Interview: Michael Corban, Chefredakteur KEM Konstruktion

KEM Konstruktion: Herr van der Velden, Bossard dürfte den meisten als Spezialist für Verbindungselemente sowie die B- und C-Teile-Logistik bekannt sein – an welcher Stelle können und wollen Sie Engineering-Know-how einbringen?

Hans van der Velden: Am besten möglichst frühzeitig im Produktentstehungsprozess – denn hier werden die Randbedingungen insbesondere mit Blick auf die folgenden Montageprozesse festgelegt, was wiederum einen großen Einfluss auf die Kosten hat. Ziel ist, einen wettbewerbsfähigen Preis für das jeweilige Produkt zu realisieren. Genau an dieser Stelle setzen wir mit unserem Anwendungs-Engineering an, aufbauend auf der umfangreichen Erfahrung im Bereich der Verbindungselemente. C(ent)-Teile sollten nicht zur Prozesskostenfalle werden.

KEM Konstruktion: Könnten Sie das an einem Beispiel konkretisieren?

van der Velden: Gerne – nehmen wir das eines Lampenherstellers, der eine Dünnblechverbindung realisieren will. In der Vergangenheit wurde dazu eine Einpressmutter von der einen Seite gesetzt, von der anderen eine Schraube mit Sicherungselement montiert. Das hat immer funktioniert, keine Frage, war aber mit drei Bauteilen und zwei Montagerichtungen relativ komplex. Unsere Ingenieure haben sich den Prozess angesehen und dann vorgeschlagen, den Stanzprozess für die Einpressmutter durch Fließlochformen zu ersetzen und mit einer gewindefurchenden Schraube mit Kratznocken unter dem Kopf den elektrischen Kontakt herzustellen. Im Ergebnis reduzieren wir damit den Montageprozess auf ein Bauteil und eine Montagerichtung – was nicht nur die Automatisierung erleichtert, sondern im vorliegenden Fall bezogen auf die Material- und Montagezeiteinsparung auch die Kosten um 60 Prozent senkt.

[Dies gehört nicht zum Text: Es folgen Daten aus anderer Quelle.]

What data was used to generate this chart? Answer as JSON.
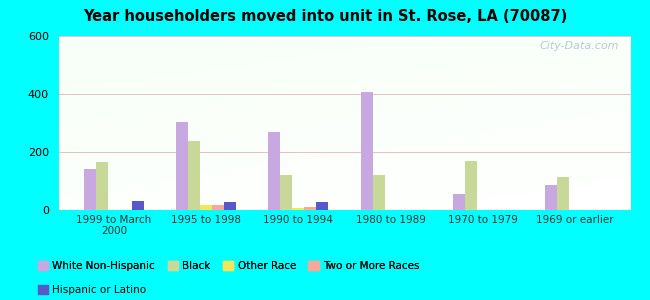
{
  "title": "Year householders moved into unit in St. Rose, LA (70087)",
  "categories": [
    "1999 to March\n2000",
    "1995 to 1998",
    "1990 to 1994",
    "1980 to 1989",
    "1970 to 1979",
    "1969 or earlier"
  ],
  "series": {
    "White Non-Hispanic": [
      140,
      305,
      270,
      408,
      55,
      85
    ],
    "Black": [
      165,
      238,
      120,
      120,
      170,
      115
    ],
    "Other Race": [
      0,
      18,
      8,
      0,
      0,
      0
    ],
    "Two or More Races": [
      0,
      18,
      12,
      0,
      0,
      0
    ],
    "Hispanic or Latino": [
      30,
      28,
      28,
      0,
      0,
      0
    ]
  },
  "colors": {
    "White Non-Hispanic": "#c8a8e0",
    "Black": "#c8d898",
    "Other Race": "#f0e858",
    "Two or More Races": "#f8a898",
    "Hispanic or Latino": "#5858c8"
  },
  "ylim": [
    0,
    600
  ],
  "yticks": [
    0,
    200,
    400,
    600
  ],
  "outer_background": "#00ffff",
  "watermark": "City-Data.com"
}
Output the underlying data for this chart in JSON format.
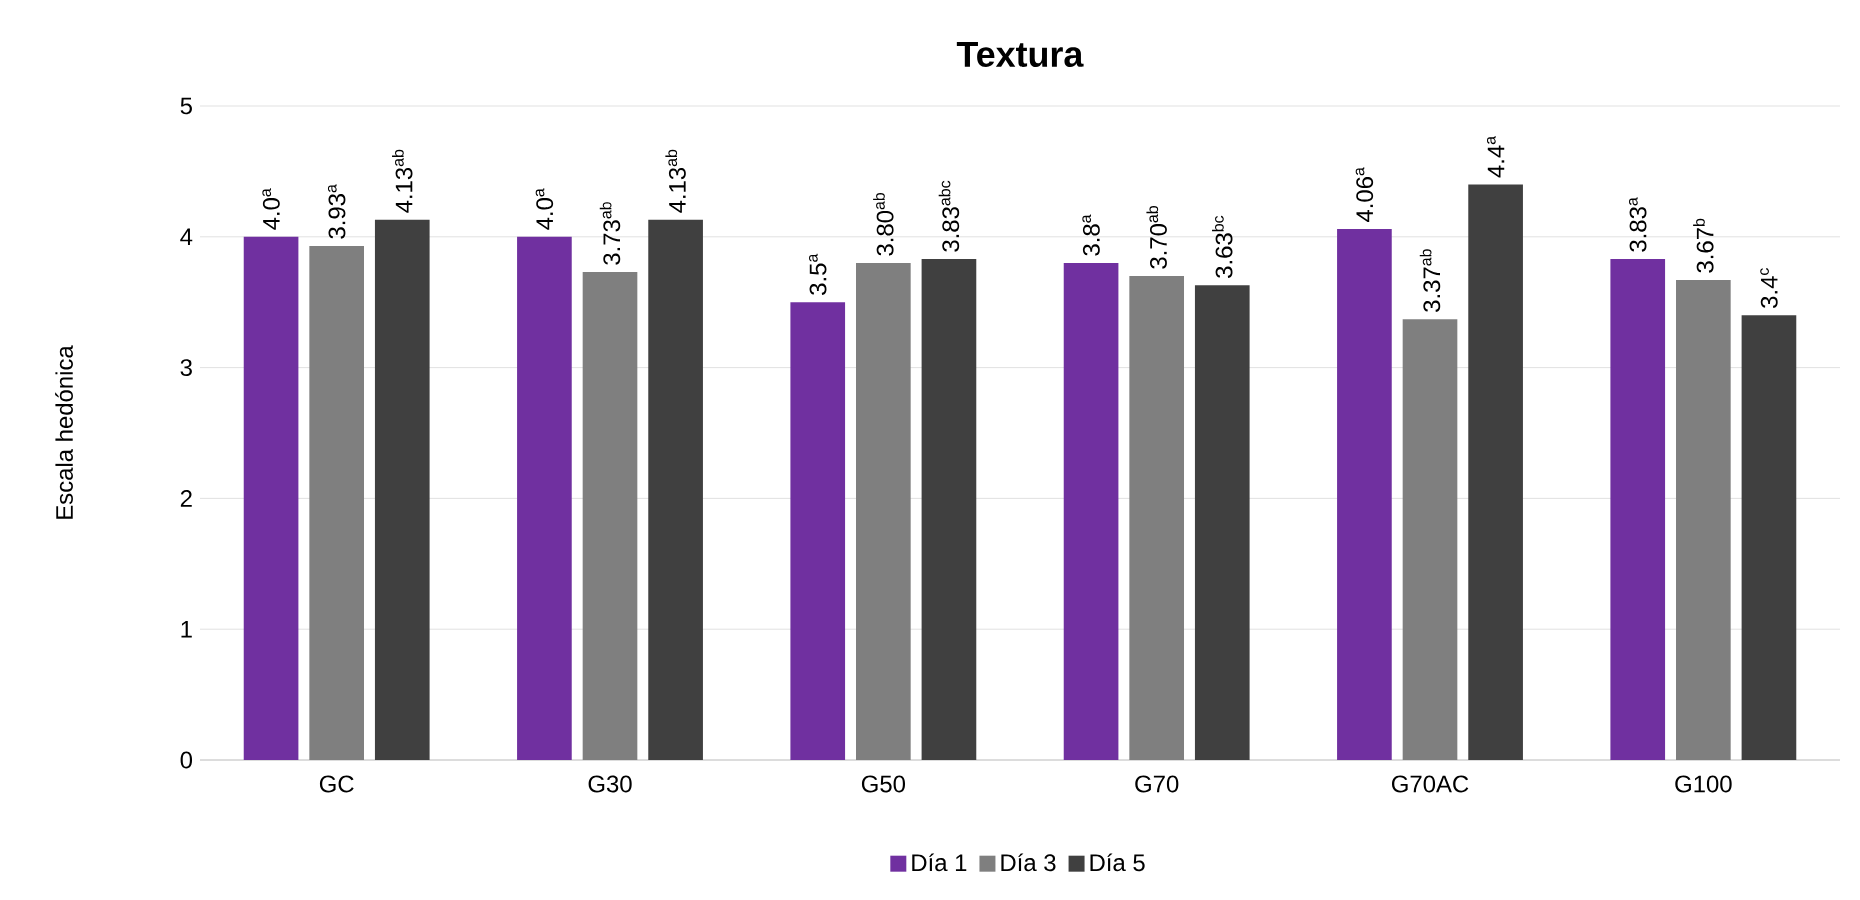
{
  "chart_data": {
    "type": "bar",
    "title": "**Textura**",
    "ylabel": "Escala hedónica",
    "categories": [
      "GC",
      "G30",
      "G50",
      "G70",
      "G70AC",
      "G100"
    ],
    "series": [
      {
        "name": "Día 1",
        "color": "#7030a0",
        "values": [
          4.0,
          4.0,
          3.5,
          3.8,
          4.06,
          3.83
        ],
        "value_labels": [
          "4.0$^{a}$",
          "4.0$^{a}$",
          "3.5$^{a}$",
          "3.8$^{a}$",
          "4.06$^{a}$",
          "3.83$^{a}$"
        ]
      },
      {
        "name": "Día 3",
        "color": "#7f7f7f",
        "values": [
          3.93,
          3.73,
          3.8,
          3.7,
          3.37,
          3.67
        ],
        "value_labels": [
          "3.93$^{a}$",
          "3.73$^{ab}$",
          "3.80$^{ab}$",
          "3.70$^{ab}$",
          "3.37$^{ab}$",
          "3.67$^{b}$"
        ]
      },
      {
        "name": "Día 5",
        "color": "#404040",
        "values": [
          4.13,
          4.13,
          3.83,
          3.63,
          4.4,
          3.4
        ],
        "value_labels": [
          "4.13$^{ab}$",
          "4.13$^{ab}$",
          "3.83$^{abc}$",
          "3.63$^{bc}$",
          "4.4$^{a}$",
          "3.4$^{c}$"
        ]
      }
    ],
    "ylim": [
      0,
      5
    ],
    "yticks": [
      0,
      1,
      2,
      3,
      4,
      5
    ],
    "grid": "y",
    "legend": "bottom"
  }
}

KEM Konstruktion: Sind diese 60 Prozent ein repräsentativer Wert?

van der Velden: Normalerweise halten unsere Kunden 50 Prozent eher für unrealistisch – aber wie das Beispiel zeigt, lassen sich mit geringen Veränderungen beachtliche Resultate erzielen. Konkret hängt das natürlich vom jeweiligen Anwendungsfall ab und wie das Beispiel ebenfalls zeigt davon, dass bereits in der Designphase entsprechend vorgedacht wird, gerade mit Blick auf die Montageprozesse. Nicht zuletzt ist das auch der Grund, warum wir als Bossard in die 3D-Druck-Technologie eingestiegen sind. Mit einer Beteiligung von 49 Prozent an der 3d-prototyp GmbH im schweizerischen Stans festigen wir unsere Kompetenz in der additiven Fertigung.

KEM Konstruktion: Wie passen 3D-Druck und Verbindungstechnik zusammen?

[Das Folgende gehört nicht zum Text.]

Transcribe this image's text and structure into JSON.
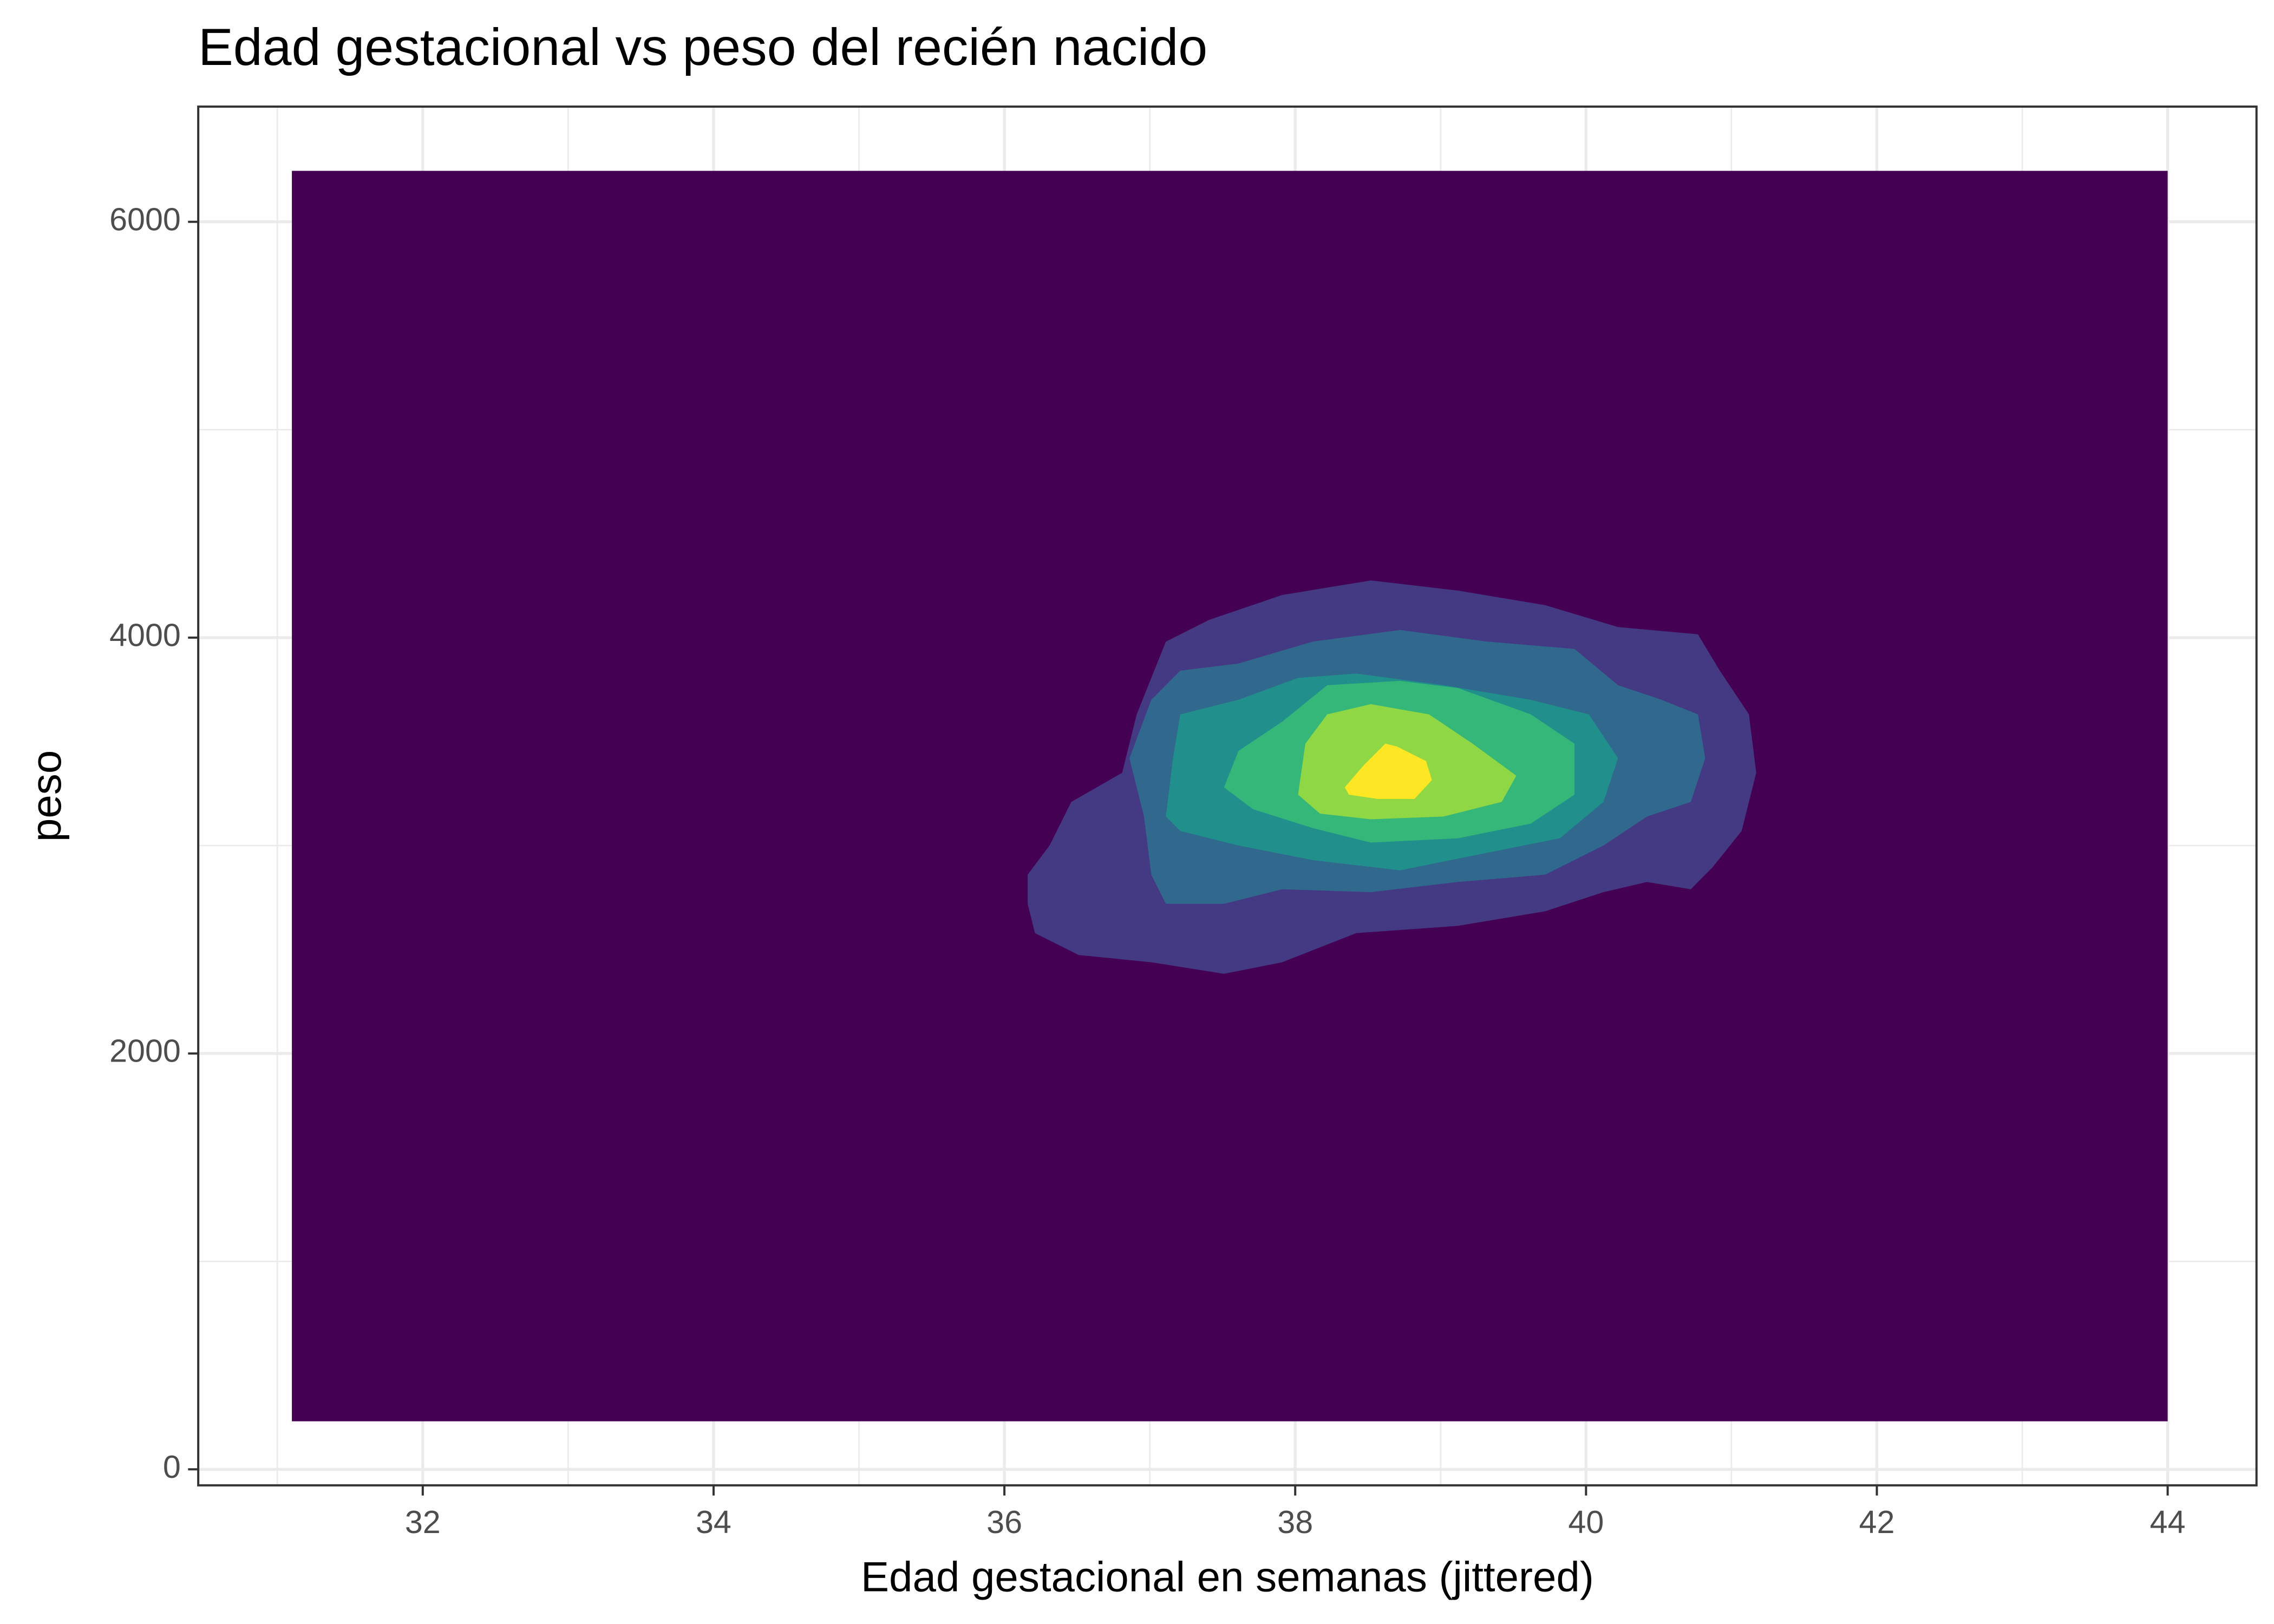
{
  "chart_data": {
    "type": "density_2d_filled",
    "title": "Edad gestacional vs peso del recién nacido",
    "x_label": "Edad gestacional en semanas (jittered)",
    "y_label": "peso",
    "xlim": [
      30.456,
      44.611
    ],
    "ylim": [
      -77,
      6554
    ],
    "xticks": [
      32,
      34,
      36,
      38,
      40,
      42,
      44
    ],
    "yticks": [
      0,
      2000,
      4000,
      6000
    ],
    "x_minor_ticks": [
      31,
      33,
      35,
      37,
      39,
      41,
      43
    ],
    "y_minor_ticks": [
      1000,
      3000,
      5000
    ],
    "grid": true,
    "background_region": {
      "color": "#440154",
      "xlim": [
        31.1,
        44
      ],
      "ylim": [
        231,
        6245
      ]
    },
    "contours": [
      {
        "color": "#443983",
        "x": [
          36.16,
          36.31,
          36.46,
          36.81,
          36.91,
          37.11,
          37.41,
          37.91,
          38.52,
          39.12,
          39.72,
          40.22,
          40.77,
          40.92,
          41.12,
          41.17,
          41.07,
          40.87,
          40.72,
          40.42,
          40.12,
          39.72,
          39.12,
          38.42,
          37.91,
          37.51,
          37.01,
          36.51,
          36.21,
          36.16
        ],
        "y": [
          2860,
          3000,
          3210,
          3350,
          3631,
          3981,
          4086,
          4205,
          4275,
          4226,
          4156,
          4051,
          4016,
          3841,
          3631,
          3350,
          3070,
          2895,
          2790,
          2825,
          2776,
          2684,
          2614,
          2579,
          2439,
          2383,
          2439,
          2474,
          2579,
          2720
        ]
      },
      {
        "color": "#31688e",
        "x": [
          37.01,
          36.96,
          36.86,
          37.01,
          37.21,
          37.61,
          38.12,
          38.72,
          39.32,
          39.92,
          40.22,
          40.52,
          40.77,
          40.82,
          40.72,
          40.42,
          40.12,
          39.72,
          39.12,
          38.52,
          37.91,
          37.51,
          37.11
        ],
        "y": [
          2860,
          3140,
          3420,
          3701,
          3841,
          3876,
          3981,
          4037,
          3981,
          3946,
          3771,
          3701,
          3631,
          3420,
          3210,
          3140,
          3000,
          2860,
          2825,
          2776,
          2790,
          2720,
          2720
        ]
      },
      {
        "color": "#21908c",
        "x": [
          37.11,
          37.16,
          37.21,
          37.61,
          38.02,
          38.42,
          39.02,
          39.62,
          40.02,
          40.22,
          40.12,
          39.82,
          39.32,
          38.72,
          38.12,
          37.61,
          37.21
        ],
        "y": [
          3140,
          3420,
          3631,
          3701,
          3806,
          3827,
          3771,
          3701,
          3631,
          3420,
          3210,
          3035,
          2965,
          2881,
          2930,
          3000,
          3070
        ]
      },
      {
        "color": "#35b779",
        "x": [
          37.51,
          37.61,
          37.91,
          38.22,
          38.72,
          39.12,
          39.62,
          39.92,
          39.92,
          39.62,
          39.12,
          38.52,
          38.12,
          37.71
        ],
        "y": [
          3280,
          3455,
          3596,
          3771,
          3792,
          3757,
          3631,
          3490,
          3245,
          3105,
          3035,
          3014,
          3084,
          3175
        ]
      },
      {
        "color": "#8fd744",
        "x": [
          38.02,
          38.07,
          38.22,
          38.52,
          38.92,
          39.22,
          39.52,
          39.42,
          39.02,
          38.52,
          38.17
        ],
        "y": [
          3245,
          3490,
          3631,
          3680,
          3631,
          3490,
          3336,
          3210,
          3140,
          3126,
          3154
        ]
      },
      {
        "color": "#fde725",
        "x": [
          38.34,
          38.47,
          38.62,
          38.7,
          38.9,
          38.94,
          38.82,
          38.57,
          38.37
        ],
        "y": [
          3280,
          3385,
          3490,
          3476,
          3406,
          3315,
          3224,
          3224,
          3245
        ]
      }
    ]
  }
}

van der Velden: Wollen wir für unsere Kunden bereits in der Designphase ein Partner sein, braucht man relativ schnell nicht nur Ideen und Skizzen – Entwickler und Konstrukteure wollen etwas in der Hand halten. 3D-gedruckte Prototypen auf Kunststoffbasis sind hier ideal und schnell verfügbar. Anhand dieser Modelle wird die Diskussion verschiedener Befestigungsstrategien sehr erleichtert und zielführender. Ein weiterer Aspekt ist, dass wir im Rahmen unserer strategischen Ausrichtung ja auch in den Verkauf von 3D-Druckern eingestiegen sind; bereits seit dem Frühjahr 2018 existieren Partnerschaften mit drei Herstellern von 3D-Druckern und die Bossard Gruppe hat für die Schweiz Vertretungen und Vertrieb übernommen. Damit wollen wir unseren Kunden die Gelegenheit geben, zu erkunden, ob und welche Bauteile sich zukünftig auch additiv herstellen lassen. Der Fokus liegt auch hier immer auf der Entwicklungsphase und vor allem dem technischen Verständnis! Wir denken, dass der 3D-Druck das Design der Produkte beeinflussen wird – und wenn die Bauteile dann beispielsweise viel mehr Hohlräume aufweisen, muss sich auch die Verbindungstechnik anpassen. Schrauben und Nieten wird dann unter Umständen nicht mehr ausreichen. Auch hier kommt uns unsere Erfahrung zugute, nicht zuletzt bei der Entwicklung neuer Fügetechnologien. Ein Beispiel ist etwa das prozesssichere Verbinden verschiedener Leichtbaumaterialien per MultiMaterial-Welding unserer Tochter KVT-Fastening (Anmerkung der Redaktion: siehe Zusatzinformation im Kasten).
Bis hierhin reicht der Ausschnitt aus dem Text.